Gastritis – Gastritis strikes the lining of the stomach, and can usually be blamed on stress, heavy alcohol consumption or certain forms of bacteria. This condition typically results in the stomach lining becoming inflamed or irritated, and can also erode the tissues that form this protective layer of insulation. In addition, anti-inflammatory medications (many of which can be bought without a prescription) have been known to cause gastritis as a side effect.

Celiac disease – Life without a functioning immune system wouldn’t be difficult – it would be downright impossible. Your body needs its immune system to beat back the endless numbers of bacteria and viruses trying to kill it. Unfortunately, sometimes the immune system does its job too well, resulting in overzealous reactions to harmless substances. One such overreaction (specifically to gluten) causes celiac disease, a condition that leads to frequent diarrhea and unexplained weight loss, among many other symptoms.

Avoiding Indigestion

Given that indigestion is often a self-inflicted problem, preventing it is simply a matter of practicing reasonable self-restraint.
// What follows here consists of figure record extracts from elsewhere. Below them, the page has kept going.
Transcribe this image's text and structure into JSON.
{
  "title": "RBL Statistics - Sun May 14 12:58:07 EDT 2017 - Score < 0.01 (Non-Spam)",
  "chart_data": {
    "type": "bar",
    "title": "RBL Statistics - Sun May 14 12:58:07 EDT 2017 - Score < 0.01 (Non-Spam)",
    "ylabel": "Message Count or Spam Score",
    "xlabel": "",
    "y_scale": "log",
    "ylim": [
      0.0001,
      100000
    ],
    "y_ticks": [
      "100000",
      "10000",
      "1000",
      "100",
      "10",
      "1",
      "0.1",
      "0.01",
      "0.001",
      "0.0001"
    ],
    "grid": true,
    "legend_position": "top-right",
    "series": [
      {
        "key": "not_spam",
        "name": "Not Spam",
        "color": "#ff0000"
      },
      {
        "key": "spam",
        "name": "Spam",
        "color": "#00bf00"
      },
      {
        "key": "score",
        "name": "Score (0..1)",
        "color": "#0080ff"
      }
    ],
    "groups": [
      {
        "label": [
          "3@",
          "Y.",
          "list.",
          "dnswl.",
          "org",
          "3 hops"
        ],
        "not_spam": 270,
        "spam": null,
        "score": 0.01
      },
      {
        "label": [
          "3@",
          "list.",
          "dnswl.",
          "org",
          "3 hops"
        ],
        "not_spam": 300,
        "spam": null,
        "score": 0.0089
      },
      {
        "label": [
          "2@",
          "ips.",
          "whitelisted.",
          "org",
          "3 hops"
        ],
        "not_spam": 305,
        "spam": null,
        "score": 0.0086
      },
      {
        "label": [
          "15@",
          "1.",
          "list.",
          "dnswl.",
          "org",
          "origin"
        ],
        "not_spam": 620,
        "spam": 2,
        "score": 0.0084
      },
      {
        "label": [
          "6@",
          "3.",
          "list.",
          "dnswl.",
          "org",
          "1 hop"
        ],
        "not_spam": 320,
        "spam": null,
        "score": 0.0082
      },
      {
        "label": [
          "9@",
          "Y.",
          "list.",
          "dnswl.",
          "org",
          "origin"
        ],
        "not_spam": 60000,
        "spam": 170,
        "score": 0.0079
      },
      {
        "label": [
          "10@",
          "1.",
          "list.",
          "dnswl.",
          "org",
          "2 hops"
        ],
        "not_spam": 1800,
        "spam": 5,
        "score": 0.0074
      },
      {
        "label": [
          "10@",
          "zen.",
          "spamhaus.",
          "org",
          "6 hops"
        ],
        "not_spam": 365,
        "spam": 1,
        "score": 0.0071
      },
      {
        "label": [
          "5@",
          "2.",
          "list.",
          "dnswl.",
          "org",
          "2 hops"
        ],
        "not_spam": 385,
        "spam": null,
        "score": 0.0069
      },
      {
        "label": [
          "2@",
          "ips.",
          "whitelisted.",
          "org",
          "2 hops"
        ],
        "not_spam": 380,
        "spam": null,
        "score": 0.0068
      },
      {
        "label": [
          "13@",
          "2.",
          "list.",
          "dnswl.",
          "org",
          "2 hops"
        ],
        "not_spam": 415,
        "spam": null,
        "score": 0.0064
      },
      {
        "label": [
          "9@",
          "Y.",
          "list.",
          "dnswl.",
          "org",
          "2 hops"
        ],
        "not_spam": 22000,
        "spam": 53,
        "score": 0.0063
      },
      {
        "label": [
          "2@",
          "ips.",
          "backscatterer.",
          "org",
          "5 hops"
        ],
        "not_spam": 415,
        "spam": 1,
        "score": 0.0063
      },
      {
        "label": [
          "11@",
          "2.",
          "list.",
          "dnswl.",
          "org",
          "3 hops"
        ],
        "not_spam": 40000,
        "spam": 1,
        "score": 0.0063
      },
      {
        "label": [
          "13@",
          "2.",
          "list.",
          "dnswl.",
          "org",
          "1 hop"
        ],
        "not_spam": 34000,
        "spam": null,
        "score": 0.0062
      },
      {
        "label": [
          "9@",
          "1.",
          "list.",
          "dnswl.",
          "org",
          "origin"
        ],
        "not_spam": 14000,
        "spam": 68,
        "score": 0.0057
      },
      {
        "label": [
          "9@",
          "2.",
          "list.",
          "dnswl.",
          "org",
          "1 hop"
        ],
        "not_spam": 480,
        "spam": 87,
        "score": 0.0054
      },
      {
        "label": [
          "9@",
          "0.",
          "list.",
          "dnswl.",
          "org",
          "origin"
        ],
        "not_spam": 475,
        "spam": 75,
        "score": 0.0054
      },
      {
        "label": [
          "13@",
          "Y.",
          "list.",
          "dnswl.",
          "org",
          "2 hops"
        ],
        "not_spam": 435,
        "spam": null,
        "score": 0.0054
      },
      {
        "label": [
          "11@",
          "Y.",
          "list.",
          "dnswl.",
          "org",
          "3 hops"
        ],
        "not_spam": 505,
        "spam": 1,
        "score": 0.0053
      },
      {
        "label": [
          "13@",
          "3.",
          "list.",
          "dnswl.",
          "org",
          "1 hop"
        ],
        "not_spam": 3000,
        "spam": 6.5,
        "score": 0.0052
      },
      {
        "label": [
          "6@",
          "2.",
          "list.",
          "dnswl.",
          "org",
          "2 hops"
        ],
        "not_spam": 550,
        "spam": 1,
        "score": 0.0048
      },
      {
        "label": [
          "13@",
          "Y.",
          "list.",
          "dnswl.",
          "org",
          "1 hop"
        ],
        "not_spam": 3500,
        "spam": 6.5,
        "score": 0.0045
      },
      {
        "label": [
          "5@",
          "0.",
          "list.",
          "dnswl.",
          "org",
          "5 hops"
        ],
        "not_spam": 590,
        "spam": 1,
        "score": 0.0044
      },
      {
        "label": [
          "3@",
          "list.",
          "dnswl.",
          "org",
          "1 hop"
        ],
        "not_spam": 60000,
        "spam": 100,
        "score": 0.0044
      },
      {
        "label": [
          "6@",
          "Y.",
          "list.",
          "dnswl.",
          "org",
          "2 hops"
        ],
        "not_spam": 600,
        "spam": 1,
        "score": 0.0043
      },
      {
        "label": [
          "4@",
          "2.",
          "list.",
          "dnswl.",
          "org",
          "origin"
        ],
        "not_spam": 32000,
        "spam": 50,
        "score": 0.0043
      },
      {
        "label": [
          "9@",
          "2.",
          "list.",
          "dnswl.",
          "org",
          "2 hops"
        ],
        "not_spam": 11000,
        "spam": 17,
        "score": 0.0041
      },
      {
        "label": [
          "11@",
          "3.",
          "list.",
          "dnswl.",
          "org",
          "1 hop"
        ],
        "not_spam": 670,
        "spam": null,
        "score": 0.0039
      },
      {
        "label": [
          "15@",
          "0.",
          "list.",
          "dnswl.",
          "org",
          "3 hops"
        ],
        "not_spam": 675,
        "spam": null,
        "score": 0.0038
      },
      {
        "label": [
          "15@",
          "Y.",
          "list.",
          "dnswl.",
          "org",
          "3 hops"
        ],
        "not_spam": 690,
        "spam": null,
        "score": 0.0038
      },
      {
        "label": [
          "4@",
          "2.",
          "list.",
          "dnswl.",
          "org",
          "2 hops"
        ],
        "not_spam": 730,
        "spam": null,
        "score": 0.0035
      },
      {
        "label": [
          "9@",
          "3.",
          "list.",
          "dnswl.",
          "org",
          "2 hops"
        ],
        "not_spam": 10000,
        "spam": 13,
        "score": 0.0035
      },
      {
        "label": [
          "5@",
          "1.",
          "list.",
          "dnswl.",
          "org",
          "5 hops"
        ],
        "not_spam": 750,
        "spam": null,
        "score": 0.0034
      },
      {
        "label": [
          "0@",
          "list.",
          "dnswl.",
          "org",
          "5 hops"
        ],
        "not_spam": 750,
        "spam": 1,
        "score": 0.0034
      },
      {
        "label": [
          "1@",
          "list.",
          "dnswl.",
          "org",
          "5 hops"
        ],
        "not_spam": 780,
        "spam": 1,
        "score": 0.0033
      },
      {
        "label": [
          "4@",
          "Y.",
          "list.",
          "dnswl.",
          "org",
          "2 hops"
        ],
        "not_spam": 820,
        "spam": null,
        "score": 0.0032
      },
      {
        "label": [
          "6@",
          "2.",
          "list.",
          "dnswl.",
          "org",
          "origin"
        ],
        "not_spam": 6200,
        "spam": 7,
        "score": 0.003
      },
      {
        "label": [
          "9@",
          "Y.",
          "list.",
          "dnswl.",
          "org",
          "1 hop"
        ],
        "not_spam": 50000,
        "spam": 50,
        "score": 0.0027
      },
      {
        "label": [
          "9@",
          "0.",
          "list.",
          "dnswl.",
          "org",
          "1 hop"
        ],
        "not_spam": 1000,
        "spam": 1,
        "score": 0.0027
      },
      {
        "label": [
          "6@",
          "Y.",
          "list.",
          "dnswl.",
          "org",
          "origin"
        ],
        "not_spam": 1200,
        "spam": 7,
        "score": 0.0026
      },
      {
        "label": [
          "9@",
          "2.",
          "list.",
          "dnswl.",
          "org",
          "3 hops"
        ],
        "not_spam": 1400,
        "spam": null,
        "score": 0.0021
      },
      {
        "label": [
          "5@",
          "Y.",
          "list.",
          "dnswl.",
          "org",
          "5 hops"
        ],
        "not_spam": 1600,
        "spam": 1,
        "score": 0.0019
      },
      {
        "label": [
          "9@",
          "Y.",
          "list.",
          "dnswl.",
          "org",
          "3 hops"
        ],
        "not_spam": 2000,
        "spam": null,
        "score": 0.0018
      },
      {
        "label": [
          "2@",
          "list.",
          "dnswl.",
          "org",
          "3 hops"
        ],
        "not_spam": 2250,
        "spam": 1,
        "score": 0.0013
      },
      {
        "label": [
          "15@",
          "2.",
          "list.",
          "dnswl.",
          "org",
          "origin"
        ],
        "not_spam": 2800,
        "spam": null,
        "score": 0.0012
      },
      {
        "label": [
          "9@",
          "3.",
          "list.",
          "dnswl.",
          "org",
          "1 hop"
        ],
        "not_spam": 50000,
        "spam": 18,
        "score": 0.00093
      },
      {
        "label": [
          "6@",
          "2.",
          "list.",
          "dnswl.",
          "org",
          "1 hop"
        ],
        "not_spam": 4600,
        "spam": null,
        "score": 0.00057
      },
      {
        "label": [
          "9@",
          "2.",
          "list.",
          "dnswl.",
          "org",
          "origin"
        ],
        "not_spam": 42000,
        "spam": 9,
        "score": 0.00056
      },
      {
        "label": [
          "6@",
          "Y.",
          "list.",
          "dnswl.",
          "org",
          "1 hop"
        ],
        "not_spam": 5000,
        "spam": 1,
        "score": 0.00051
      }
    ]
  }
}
  • Instead of plowing through food, take about 20 minutes to finish your meal.
  • It’s also a good idea to keep your mouth closed while chewing; doing so is not only polite (as your parents doubtlessly told you over and over), but it also prevents air from flooding into your throat while you eat. All of that excess air can turn into excess gas once inside the stomach.
  • Another way to cut indigestion off at the pass is to reduce your consumption of the aforementioned foods and drinks, if not eliminating them from your diet altogether.
  • A sluggish digestion is often preceded by a large meal. Therefore, it might make sense to replace these sizable meals with smaller servings of food scattered throughout the day.
  • When deciding what to eat, you might consider choosing items that are high in fiber, a nutrient known for promoting better digestive health. High-fiber products include beans, green peas, raspberries and whole wheat bread.
  • There are many reasons to perform aerobic exercises, which are defined simply as activities that increase the body’s need for oxygen. One benefit that often goes overlooked is the positive effect of aerobic exercises on your digestive system. Thirty minutes per day of aerobic exercise should allow you body to digest food more efficiently. It should be noted that it’s best to wait two to three hours after eating before exercising.
  • If persistent stress is affecting your digestive health, you might stand to benefit from taking up yoga and/or meditation. Regular exercise also helps to address this problem.